The constant in this heavily bureaucratic region was Rolim’s distinctive style. He wowed his passengers with exceptional service and personal charm. That creed is still on the walls at TAM today and pervades each aspect of the airline.

Rolim would fly his own planes and was notorious for loading up cargo at the last minute if it was desperately needed elsewhere or allowing ticketless passengers onboard if they too provided a compelling reason for travel. Even as he grew in fame, he would personally greet passengers each morning in Congonhas Airport, São Paulo, ensuring red carpet treatment all the way. He even had a department called “Talk to the CEO” established next to his office. Rolim would personally respond to all communications.

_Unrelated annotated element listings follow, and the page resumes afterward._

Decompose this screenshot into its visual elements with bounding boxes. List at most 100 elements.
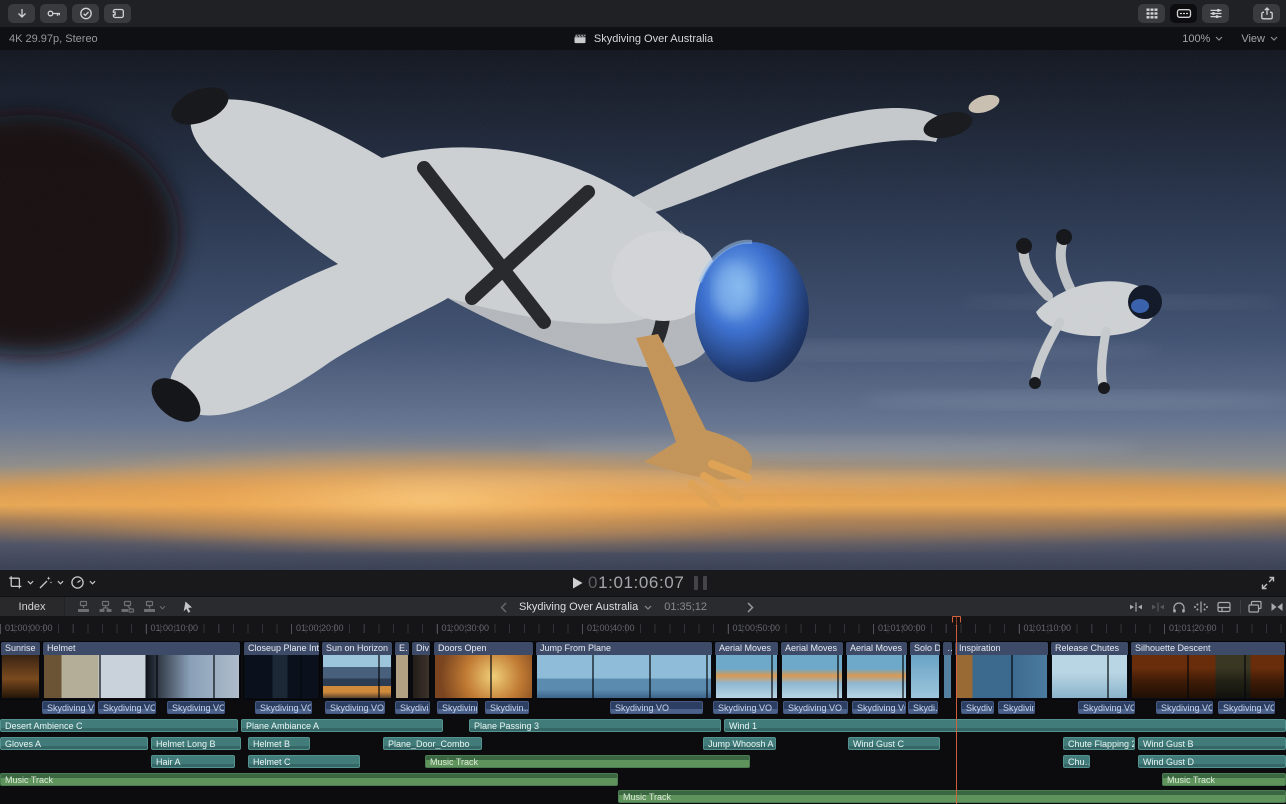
keyword-editor-button[interactable] xyxy=(40,4,67,23)
audio-clip[interactable]: Skydiving VO xyxy=(98,701,156,714)
connect-edit-button[interactable] xyxy=(76,600,91,614)
project-title-dropdown[interactable]: Skydiving Over Australia xyxy=(519,601,652,613)
next-project-button[interactable] xyxy=(747,602,754,613)
timeline-toolbar: Index Skydiving Over Australia 01:35;12 xyxy=(0,596,1286,616)
video-clip[interactable]: E… xyxy=(394,641,410,700)
transitions-browser-button[interactable] xyxy=(1270,600,1284,614)
retime-icon xyxy=(70,575,85,590)
audio-clip[interactable]: Skydiving VO xyxy=(1078,701,1135,714)
inspector-button[interactable] xyxy=(1202,4,1229,23)
append-edit-button[interactable] xyxy=(120,600,135,614)
retime-tool-dropdown[interactable] xyxy=(70,575,96,590)
audio-clip[interactable]: Wind 1 xyxy=(724,719,1286,732)
audio-clip[interactable]: Helmet Long B xyxy=(151,737,241,750)
video-clip[interactable]: Inspiration xyxy=(954,641,1049,700)
audio-clip[interactable]: Plane_Door_Combo xyxy=(383,737,482,750)
audio-clip[interactable]: Skydiving VO xyxy=(1156,701,1213,714)
background-tasks-button[interactable] xyxy=(72,4,99,23)
audio-clip[interactable]: Chu… xyxy=(1063,755,1090,768)
audio-clip[interactable]: Wind Gust C xyxy=(848,737,940,750)
trim-start-button[interactable] xyxy=(1128,600,1144,614)
audio-clip[interactable]: Wind Gust D xyxy=(1138,755,1286,768)
clip-icon xyxy=(110,7,126,20)
video-clip[interactable]: Helmet xyxy=(42,641,241,700)
timecode-display[interactable]: 01:01:06:07 xyxy=(588,573,684,593)
effects-browser-button[interactable] xyxy=(1247,600,1263,614)
top-toolbar xyxy=(0,0,1286,27)
audio-clip[interactable]: Skydiving VO xyxy=(610,701,703,714)
audio-clip[interactable]: Helmet C xyxy=(248,755,360,768)
audio-clip[interactable]: Skydiving… xyxy=(998,701,1035,714)
audio-clip[interactable]: Music Track xyxy=(618,790,1286,803)
timeline-ruler[interactable]: 01:00:00:0001:00:10:0001:00:20:0001:00:3… xyxy=(0,616,1286,641)
share-button[interactable] xyxy=(1253,4,1280,23)
audio-clip[interactable]: Skydiving VO xyxy=(783,701,848,714)
fullscreen-button[interactable] xyxy=(1261,576,1275,590)
audio-clip[interactable]: Skydiving VO xyxy=(167,701,225,714)
audio-clip[interactable]: Music Track xyxy=(425,755,750,768)
media-clip-button[interactable] xyxy=(104,4,131,23)
overwrite-edit-button[interactable] xyxy=(142,600,166,614)
import-button[interactable] xyxy=(8,4,35,23)
timecode-prefix: 0 xyxy=(588,573,598,592)
audio-clip[interactable]: Wind Gust B xyxy=(1138,737,1286,750)
video-clip[interactable]: Solo D… xyxy=(909,641,941,700)
audio-clip[interactable]: Skydiving VO xyxy=(1218,701,1275,714)
enhance-tool-dropdown[interactable] xyxy=(38,575,64,590)
clip-filmstrip xyxy=(956,655,1047,698)
playhead[interactable] xyxy=(956,616,957,804)
audio-meter-right[interactable] xyxy=(703,576,707,590)
play-button[interactable] xyxy=(571,576,585,590)
audio-clip[interactable]: Jump Whoosh A xyxy=(703,737,776,750)
insert-edit-button[interactable] xyxy=(98,600,113,614)
audio-clip[interactable]: Chute Flapping 2 xyxy=(1063,737,1135,750)
video-clip[interactable]: … xyxy=(942,641,953,700)
audio-clip[interactable]: Music Track xyxy=(0,773,618,786)
index-button[interactable]: Index xyxy=(0,597,65,617)
audio-clip[interactable]: Skydivin… xyxy=(485,701,529,714)
audio-clip[interactable]: Skydiv… xyxy=(961,701,994,714)
project-title-text: Skydiving Over Australia xyxy=(519,601,638,613)
audio-clip[interactable]: Hair A xyxy=(151,755,235,768)
audio-clip[interactable]: Skydiving VO xyxy=(852,701,906,714)
view-dropdown[interactable]: View xyxy=(1241,33,1278,45)
audio-clip[interactable]: Skydiving VO xyxy=(325,701,385,714)
audio-clip[interactable]: Skydi… xyxy=(908,701,938,714)
filmstrip-view-button[interactable] xyxy=(1170,4,1197,23)
clip-appearance-button[interactable] xyxy=(1216,600,1232,614)
audio-clip[interactable]: Helmet B xyxy=(248,737,310,750)
video-clip[interactable]: Doors Open xyxy=(433,641,534,700)
ruler-tick-label: 01:00:50:00 xyxy=(733,623,781,633)
audio-clip[interactable]: Skydiving VO xyxy=(713,701,778,714)
audio-clip[interactable]: Skydiving VO xyxy=(42,701,95,714)
zoom-level-dropdown[interactable]: 100% xyxy=(1182,33,1223,45)
audio-clip[interactable]: Music Track xyxy=(1162,773,1286,786)
ruler-tick: 01:00:10:00 xyxy=(146,624,147,634)
audio-meter-left[interactable] xyxy=(694,576,698,590)
clip-label: Aerial Moves xyxy=(715,642,778,655)
video-clip[interactable]: Div… xyxy=(411,641,431,700)
trim-end-button[interactable] xyxy=(1150,600,1166,614)
video-clip[interactable]: Sun on Horizon xyxy=(321,641,393,700)
audio-clip[interactable]: Plane Passing 3 xyxy=(469,719,721,732)
solo-button[interactable] xyxy=(1171,600,1187,614)
pointer-tool-dropdown[interactable] xyxy=(182,600,204,614)
video-clip[interactable]: Sunrise xyxy=(0,641,41,700)
video-clip[interactable]: Aerial Moves xyxy=(714,641,779,700)
browser-grid-view-button[interactable] xyxy=(1138,4,1165,23)
audio-skimming-button[interactable] xyxy=(1193,600,1209,614)
video-clip[interactable]: Aerial Moves xyxy=(780,641,844,700)
video-clip[interactable]: Silhouette Descent xyxy=(1130,641,1286,700)
video-clip[interactable]: Release Chutes xyxy=(1050,641,1129,700)
audio-clip[interactable]: Skydivi… xyxy=(395,701,430,714)
video-clip[interactable]: Closeup Plane Interior xyxy=(243,641,320,700)
previous-project-button[interactable] xyxy=(500,602,507,613)
crop-tool-dropdown[interactable] xyxy=(8,575,34,590)
audio-clip[interactable]: Desert Ambience C xyxy=(0,719,238,732)
audio-clip[interactable]: Gloves A xyxy=(0,737,148,750)
video-clip[interactable]: Jump From Plane xyxy=(535,641,713,700)
audio-clip[interactable]: Skydiving… xyxy=(437,701,478,714)
video-clip[interactable]: Aerial Moves xyxy=(845,641,908,700)
audio-clip[interactable]: Skydiving VO xyxy=(255,701,312,714)
audio-clip[interactable]: Plane Ambiance A xyxy=(241,719,443,732)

His political incorrectness was legendary and many likened him to Playboy founder Hugh Hefner as a result of his penchant for surrounding himself with uniformed women. He was also passionate about Napoleon. Paintings and figures adorned his office and Rolim looked to these to inspire his vision of a pan‑regional airline.

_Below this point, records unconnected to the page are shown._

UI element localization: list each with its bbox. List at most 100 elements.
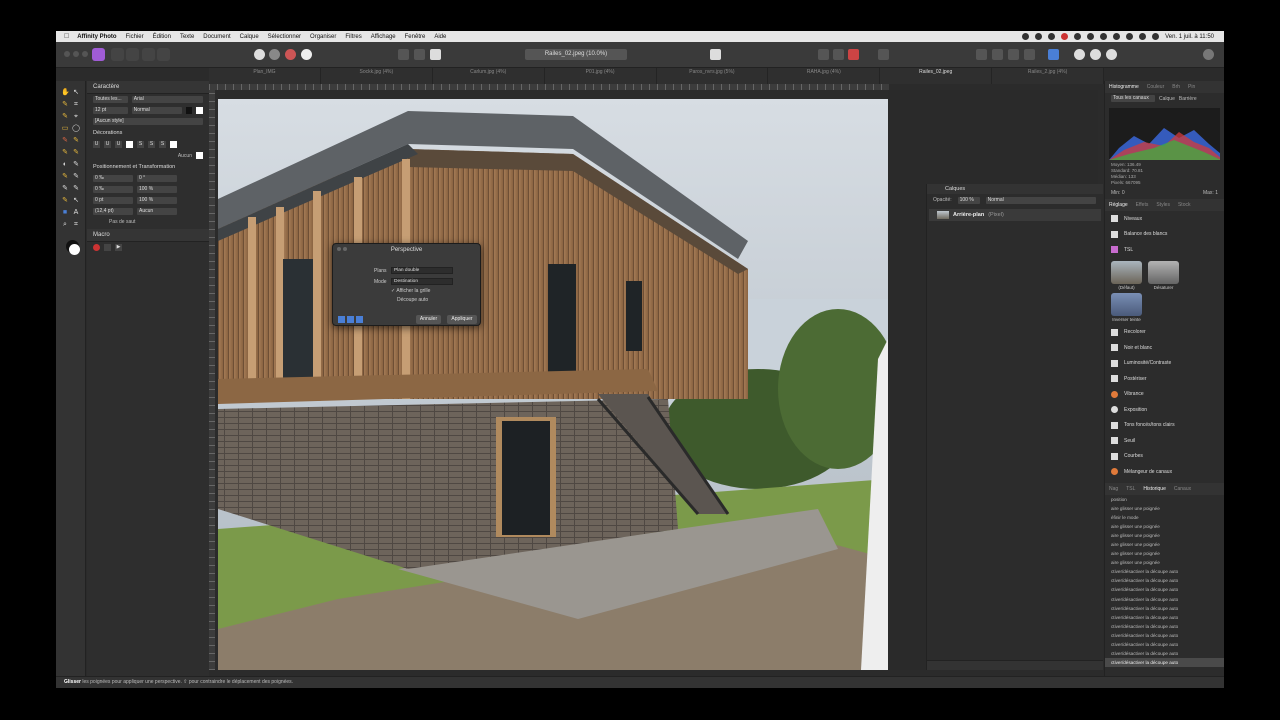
underline-color-swatch[interactable] <box>126 141 133 148</box>
channels-select[interactable]: Tous les canaux <box>1111 95 1155 102</box>
leading-field[interactable]: (12,4 pt) <box>93 208 133 215</box>
battery-icon[interactable] <box>1113 33 1121 40</box>
arrange-icon[interactable] <box>976 49 987 60</box>
auto-crop-checkbox[interactable]: Découpe auto <box>397 297 428 303</box>
liquify-persona-icon[interactable] <box>111 48 124 61</box>
menu-texte[interactable]: Texte <box>180 34 194 40</box>
red-eye-tool-icon[interactable]: ✎ <box>61 185 69 193</box>
arrange-icon[interactable] <box>992 49 1003 60</box>
history-item[interactable]: ctiver/désactiver la découpe auto <box>1105 604 1224 613</box>
tab-tsl[interactable]: TSL <box>1126 486 1135 492</box>
underline-button[interactable]: U <box>93 141 100 148</box>
adjustment-item[interactable]: Balance des blancs <box>1105 227 1224 243</box>
history-item[interactable]: aire glisser une poignée <box>1105 549 1224 558</box>
studio-link-icon[interactable] <box>1106 49 1117 60</box>
tab-channels[interactable]: Canaux <box>1174 486 1191 492</box>
tab-pin[interactable]: Pin <box>1188 84 1195 90</box>
menu-fenetre[interactable]: Fenêtre <box>405 34 426 40</box>
history-item[interactable]: ctiver/désactiver la découpe auto <box>1105 567 1224 576</box>
mode-select[interactable]: Destination <box>391 278 453 285</box>
menu-organiser[interactable]: Organiser <box>310 34 336 40</box>
record-icon[interactable] <box>93 244 100 251</box>
highlight-color-swatch[interactable] <box>196 107 203 114</box>
mask-icon[interactable] <box>430 49 441 60</box>
preset-desaturate[interactable]: Désaturer <box>1148 260 1179 290</box>
tracking-field[interactable]: 0 ‰ <box>93 186 133 193</box>
preset-default[interactable]: (Défaut) <box>1111 260 1142 290</box>
crop-tool-icon[interactable]: ⌗ <box>72 101 80 109</box>
menu-calque[interactable]: Calque <box>240 34 259 40</box>
view-mode-icon[interactable] <box>710 49 721 60</box>
auto-contrast-icon[interactable] <box>269 49 280 60</box>
arrange-icon[interactable] <box>1008 49 1019 60</box>
history-item[interactable]: aire glisser une poignée <box>1105 558 1224 567</box>
develop-persona-icon[interactable] <box>126 48 139 61</box>
history-item[interactable]: ctiver/désactiver la découpe auto <box>1105 631 1224 640</box>
decorations-section-title[interactable]: Décorations <box>87 127 209 139</box>
move-tool-icon[interactable]: ↖ <box>72 89 80 97</box>
macro-panel-title[interactable]: Macro <box>87 229 209 242</box>
tab-history[interactable]: Historique <box>1143 486 1166 492</box>
font-collection-select[interactable]: Toutes les... <box>93 96 128 103</box>
history-item[interactable]: aire glisser une poignée <box>1105 522 1224 531</box>
history-position[interactable]: position <box>1105 495 1224 504</box>
layer-toggle[interactable]: Calque <box>1159 96 1175 102</box>
preset-icon[interactable] <box>356 316 363 323</box>
rotation-field[interactable]: 0 ° <box>137 175 177 182</box>
selection-brush-icon[interactable]: ✎ <box>61 113 69 121</box>
underline-style-button[interactable]: U <box>115 141 122 148</box>
quick-mask-icon[interactable] <box>848 49 859 60</box>
app-status-icon[interactable] <box>1100 33 1108 40</box>
adjustment-item[interactable]: Vibrance <box>1105 387 1224 403</box>
menu-fichier[interactable]: Fichier <box>126 34 144 40</box>
blend-mode-select[interactable]: Normal <box>985 197 1096 204</box>
history-item[interactable]: aire glisser une poignée <box>1105 504 1224 513</box>
close-dialog-icon[interactable] <box>337 247 341 251</box>
cancel-button[interactable]: Annuler <box>416 315 441 324</box>
strike-style-button[interactable]: S <box>159 141 166 148</box>
gradient-tool-icon[interactable]: ✎ <box>72 149 80 157</box>
decoration-color-swatch[interactable] <box>196 152 203 159</box>
close-window-icon[interactable] <box>64 51 70 57</box>
smudge-tool-icon[interactable]: ✎ <box>72 173 80 181</box>
flood-select-icon[interactable]: ⌖ <box>72 113 80 121</box>
assistant-icon[interactable] <box>878 49 889 60</box>
app-status-icon[interactable] <box>1061 33 1069 40</box>
warnings-toggle[interactable]: Barrière <box>1179 96 1197 102</box>
adjustment-item[interactable]: Tons foncés/tons clairs <box>1105 418 1224 434</box>
document-canvas[interactable] <box>218 99 888 670</box>
tab-document[interactable]: P01.jpg (4%) <box>545 68 657 84</box>
minimize-dialog-icon[interactable] <box>343 247 347 251</box>
history-item[interactable]: ctiver/désactiver la découpe auto <box>1105 576 1224 585</box>
tone-mapping-persona-icon[interactable] <box>142 48 155 61</box>
double-underline-button[interactable]: U <box>104 141 111 148</box>
font-family-select[interactable]: Arial <box>131 96 203 103</box>
blemish-tool-icon[interactable]: ✎ <box>61 173 69 181</box>
adjustment-item[interactable]: Seuil <box>1105 433 1224 449</box>
tab-document[interactable]: Plan_IMG <box>209 68 321 84</box>
preset-icon[interactable] <box>347 316 354 323</box>
tab-brushes[interactable]: Brh <box>1172 84 1180 90</box>
auto-levels-icon[interactable] <box>254 49 265 60</box>
apply-button[interactable]: Appliquer <box>447 315 477 324</box>
layers-panel-title[interactable]: Calques <box>927 184 1103 194</box>
freehand-select-icon[interactable]: ◯ <box>72 125 80 133</box>
app-status-icon[interactable] <box>1022 33 1030 40</box>
control-center-icon[interactable] <box>1152 33 1160 40</box>
double-strike-button[interactable]: S <box>148 141 155 148</box>
align-icon[interactable] <box>1048 49 1059 60</box>
history-item[interactable]: aire glisser une poignée <box>1105 531 1224 540</box>
adjustment-item[interactable]: Noir et blanc <box>1105 340 1224 356</box>
app-status-icon[interactable] <box>1048 33 1056 40</box>
adjustment-item[interactable]: Luminosité/Contraste <box>1105 356 1224 372</box>
adjustment-item[interactable]: Recolorer <box>1105 325 1224 341</box>
tab-document[interactable]: Sockk.jpg (4%) <box>321 68 433 84</box>
font-size-field[interactable]: 12 pt <box>93 107 128 114</box>
photo-persona-icon[interactable] <box>92 48 105 61</box>
history-item[interactable]: éfinir le mode <box>1105 513 1224 522</box>
clock[interactable]: Ven. 1 juil. à 11:50 <box>1165 34 1214 40</box>
history-item[interactable]: ctiver/désactiver la découpe auto <box>1105 658 1224 668</box>
opacity-field[interactable]: 100 % <box>957 197 980 204</box>
history-item[interactable]: ctiver/désactiver la découpe auto <box>1105 585 1224 594</box>
auto-colors-icon[interactable] <box>285 49 296 60</box>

When Comandante Rolim died in a helicopter crash in July 2001, his death brought forth many other stories of his remarkable personality. He once traveled around parts of South America on a Harley Davidson motorcycle without documentation, declaring at the Argentine border that his personality was proof enough of his identity.

Apart from wonderful anecdotes and a string of honors, Rolim left behind an incredible aviation legacy. His restless enthusiasm for aviation brought connectivity to many areas of Brazil and ultimately to the region. His name became synonymous with devotion to quality customer service and an endless capacity for work. And his airline has gone on to make its mark not only in the region but also on the world stage. TAM’s tie-up with LAN, announced in 2010 and still dependent on government approval, will create the LATAM Group.

Comandante Rolim’s vision is coming to life.